5.25.2006

Jumping the Scratch

I liked So B. It, the author's most recent middle-grade novel, very much, so I had high hopes for Jumping the Scratch. It's a quick read and a mostly enjoyable one, though I found myself closing the book with a decidedly lackluster "huh."

Jamie has had a rough life: his father skipped town, his cat died, and his mother uprooted him to live with their amnesia-stricken aunt in a trailer park. And there's one more thing -- a secret so shameful to Jamie that he can't even think about it.

Jumping the Scratch tackles a slew of heavy themes: sexual abuse, memory, loss, friendship, and self-esteem. For the most part, it's accessible and carefully paced, never heavy-handed. But I couldn't help feeling that the hard issues were all on the surface, that a certain breeziness permeated the novel and kept me from feeling the weight of Jamie's abuse fully. Jamie is a likable kid, but the secondary characters seemed a bit stock: his horrid, cruel teacher; his overworked, unsympathetic mother; the precocious kid Audrey, whose claims of ESP eventually help Jamie unlock the memories that make him ashamed.
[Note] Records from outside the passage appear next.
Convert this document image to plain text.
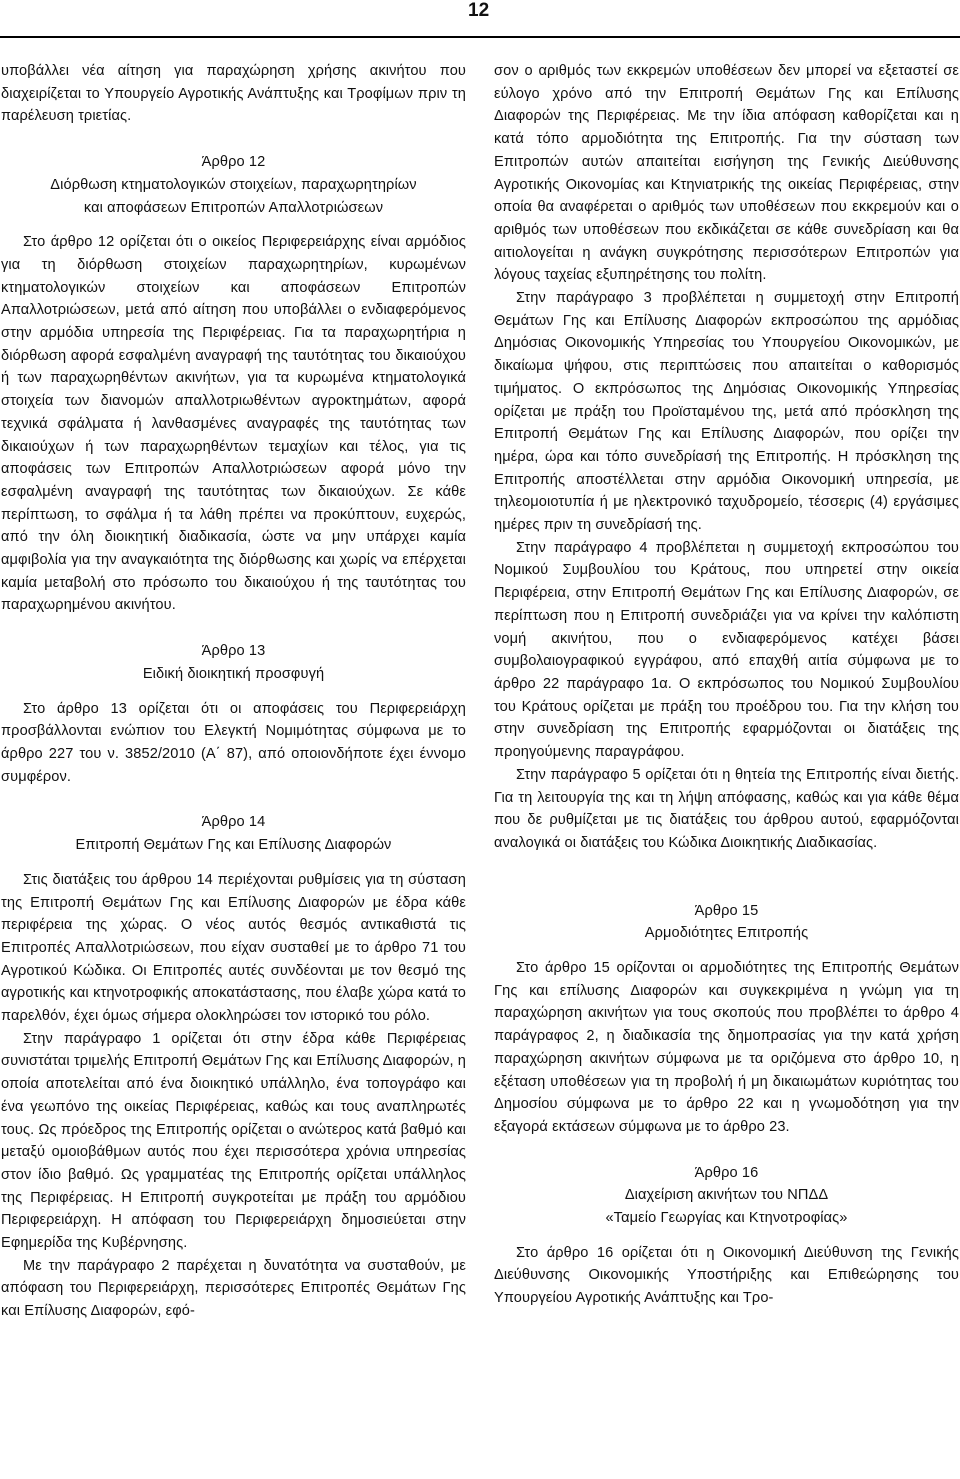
12

υποβάλλει νέα αίτηση για παραχώρηση χρήσης ακινήτου που διαχειρίζεται το Υπουργείο Αγροτικής Ανάπτυξης και Τροφίμων πριν τη παρέλευση τριετίας.

Άρθρο 12

Διόρθωση κτηματολογικών στοιχείων, παραχωρητηρίων

και αποφάσεων Επιτροπών Απαλλοτριώσεων

Στο άρθρο 12 ορίζεται ότι ο οικείος Περιφερειάρχης είναι αρμόδιος για τη διόρθωση στοιχείων παραχωρητηρίων, κυρωμένων κτηματολογικών στοιχείων και αποφάσεων Επιτροπών Απαλλοτριώσεων, μετά από αίτηση που υποβάλλει ο ενδιαφερόμενος στην αρμόδια υπηρεσία της Περιφέρειας. Για τα παραχωρητήρια η διόρθωση αφορά εσφαλμένη αναγραφή της ταυτότητας του δικαιούχου ή των παραχωρηθέντων ακινήτων, για τα κυρωμένα κτηματολογικά στοιχεία των διανομών απαλλοτριωθέντων αγροκτημάτων, αφορά τεχνικά σφάλματα ή λανθασμένες αναγραφές της ταυτότητας των δικαιούχων ή των παραχωρηθέντων τεμαχίων και τέλος, για τις αποφάσεις των Επιτροπών Απαλλοτριώσεων αφορά μόνο την εσφαλμένη αναγραφή της ταυτότητας των δικαιούχων. Σε κάθε περίπτωση, το σφάλμα ή τα λάθη πρέπει να προκύπτουν, ευχερώς, από την όλη διοικητική διαδικασία, ώστε να μην υπάρχει καμία αμφιβολία για την αναγκαιότητα της διόρθωσης και χωρίς να επέρχεται καμία μεταβολή στο πρόσωπο του δικαιούχου ή της ταυτότητας του παραχωρημένου ακινήτου.

Άρθρο 13

Ειδική διοικητική προσφυγή

Στο άρθρο 13 ορίζεται ότι οι αποφάσεις του Περιφερειάρχη προσβάλλονται ενώπιον του Ελεγκτή Νομιμότητας σύμφωνα με το άρθρο 227 του ν. 3852/2010 (Α΄ 87), από οποιονδήποτε έχει έννομο συμφέρον.

Άρθρο 14

Επιτροπή Θεμάτων Γης και Επίλυσης Διαφορών

Στις διατάξεις του άρθρου 14 περιέχονται ρυθμίσεις για τη σύσταση της Επιτροπή Θεμάτων Γης και Επίλυσης Διαφορών με έδρα κάθε περιφέρεια της χώρας. Ο νέος αυτός θεσμός αντικαθιστά τις Επιτροπές Απαλλοτριώσεων, που είχαν συσταθεί με το άρθρο 71 του Αγροτικού Κώδικα. Οι Επιτροπές αυτές συνδέονται με τον θεσμό της αγροτικής και κτηνοτροφικής αποκατάστασης, που έλαβε χώρα κατά το παρελθόν, έχει όμως σήμερα ολοκληρώσει τον ιστορικό του ρόλο.

Στην παράγραφο 1 ορίζεται ότι στην έδρα κάθε Περιφέρειας συνιστάται τριμελής Επιτροπή Θεμάτων Γης και Επίλυσης Διαφορών, η οποία αποτελείται από ένα διοικητικό υπάλληλο, ένα τοπογράφο και ένα γεωπόνο της οικείας Περιφέρειας, καθώς και τους αναπληρωτές τους. Ως πρόεδρος της Επιτροπής ορίζεται ο ανώτερος κατά βαθμό και μεταξύ ομοιοβάθμων αυτός που έχει περισσότερα χρόνια υπηρεσίας στον ίδιο βαθμό. Ως γραμματέας της Επιτροπής ορίζεται υπάλληλος της Περιφέρειας. Η Επιτροπή συγκροτείται με πράξη του αρμόδιου Περιφερειάρχη. Η απόφαση του Περιφερειάρχη δημοσιεύεται στην Εφημερίδα της Κυβέρνησης.

Με την παράγραφο 2 παρέχεται η δυνατότητα να συσταθούν, με απόφαση του Περιφερειάρχη, περισσότερες Επιτροπές Θεμάτων Γης και Επίλυσης Διαφορών, εφό-

σον ο αριθμός των εκκρεμών υποθέσεων δεν μπορεί να εξεταστεί σε εύλογο χρόνο από την Επιτροπή Θεμάτων Γης και Επίλυσης Διαφορών της Περιφέρειας. Με την ίδια απόφαση καθορίζεται και η κατά τόπο αρμοδιότητα της Επιτροπής. Για την σύσταση των Επιτροπών αυτών απαιτείται εισήγηση της Γενικής Διεύθυνσης Αγροτικής Οικονομίας και Κτηνιατρικής της οικείας Περιφέρειας, στην οποία θα αναφέρεται ο αριθμός των υποθέσεων που εκκρεμούν και ο αριθμός των υποθέσεων που εκδικάζεται σε κάθε συνεδρίαση και θα αιτιολογείται η ανάγκη συγκρότησης περισσότερων Επιτροπών για λόγους ταχείας εξυπηρέτησης του πολίτη.

Στην παράγραφο 3 προβλέπεται η συμμετοχή στην Επιτροπή Θεμάτων Γης και Επίλυσης Διαφορών εκπροσώπου της αρμόδιας Δημόσιας Οικονομικής Υπηρεσίας του Υπουργείου Οικονομικών, με δικαίωμα ψήφου, στις περιπτώσεις που απαιτείται ο καθορισμός τιμήματος. Ο εκπρόσωπος της Δημόσιας Οικονομικής Υπηρεσίας ορίζεται με πράξη του Προϊσταμένου της, μετά από πρόσκληση της Επιτροπή Θεμάτων Γης και Επίλυσης Διαφορών, που ορίζει την ημέρα, ώρα και τόπο συνεδρίασή της Επιτροπής. Η πρόσκληση της Επιτροπής αποστέλλεται στην αρμόδια Οικονομική υπηρεσία, με τηλεομοιοτυπία ή με ηλεκτρονικό ταχυδρομείο, τέσσερις (4) εργάσιμες ημέρες πριν τη συνεδρίασή της.

Στην παράγραφο 4 προβλέπεται η συμμετοχή εκπροσώπου του Νομικού Συμβουλίου του Κράτους, που υπηρετεί στην οικεία Περιφέρεια, στην Επιτροπή Θεμάτων Γης και Επίλυσης Διαφορών, σε περίπτωση που η Επιτροπή συνεδριάζει για να κρίνει την καλόπιστη νομή ακινήτου, που ο ενδιαφερόμενος κατέχει βάσει συμβολαιογραφικού εγγράφου, από επαχθή αιτία σύμφωνα με το άρθρο 22 παράγραφο 1α. Ο εκπρόσωπος του Νομικού Συμβουλίου του Κράτους ορίζεται με πράξη του προέδρου του. Για την κλήση του στην συνεδρίαση της Επιτροπής εφαρμόζονται οι διατάξεις της προηγούμενης παραγράφου.

Στην παράγραφο 5 ορίζεται ότι η θητεία της Επιτροπής είναι διετής. Για τη λειτουργία της και τη λήψη απόφασης, καθώς και για κάθε θέμα που δε ρυθμίζεται με τις διατάξεις του άρθρου αυτού, εφαρμόζονται αναλογικά οι διατάξεις του Κώδικα Διοικητικής Διαδικασίας.

Άρθρο 15

Αρμοδιότητες Επιτροπής

Στο άρθρο 15 ορίζονται οι αρμοδιότητες της Επιτροπής Θεμάτων Γης και επίλυσης Διαφορών και συγκεκριμένα η γνώμη για τη παραχώρηση ακινήτων για τους σκοπούς που προβλέπει το άρθρο 4 παράγραφος 2, η διαδικασία της δημοπρασίας για την κατά χρήση παραχώρηση ακινήτων σύμφωνα με τα οριζόμενα στο άρθρο 10, η εξέταση υποθέσεων για τη προβολή ή μη δικαιωμάτων κυριότητας του Δημοσίου σύμφωνα με το άρθρο 22 και η γνωμοδότηση για την εξαγορά εκτάσεων σύμφωνα με το άρθρο 23.

Άρθρο 16

Διαχείριση ακινήτων του ΝΠΔΔ

«Ταμείο Γεωργίας και Κτηνοτροφίας»

Στο άρθρο 16 ορίζεται ότι η Οικονομική Διεύθυνση της Γενικής Διεύθυνσης Οικονομικής Υποστήριξης και Επιθεώρησης του Υπουργείου Αγροτικής Ανάπτυξης και Τρο-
Only Sapphy, Jamie's once-vibrant, now brain-damaged aunt, is more richly drawn, and even her eventual recovery felt a bit convenient.

Don't get me wrong: I liked the novel as I was reading it, and I would recommend it to good intermediate readers. But I couldn't help feeling like the author could've done more with the story.

Jumping the Scratch by Sarah Weeks. Geringer/HarperCollins, 2006. 176 pages.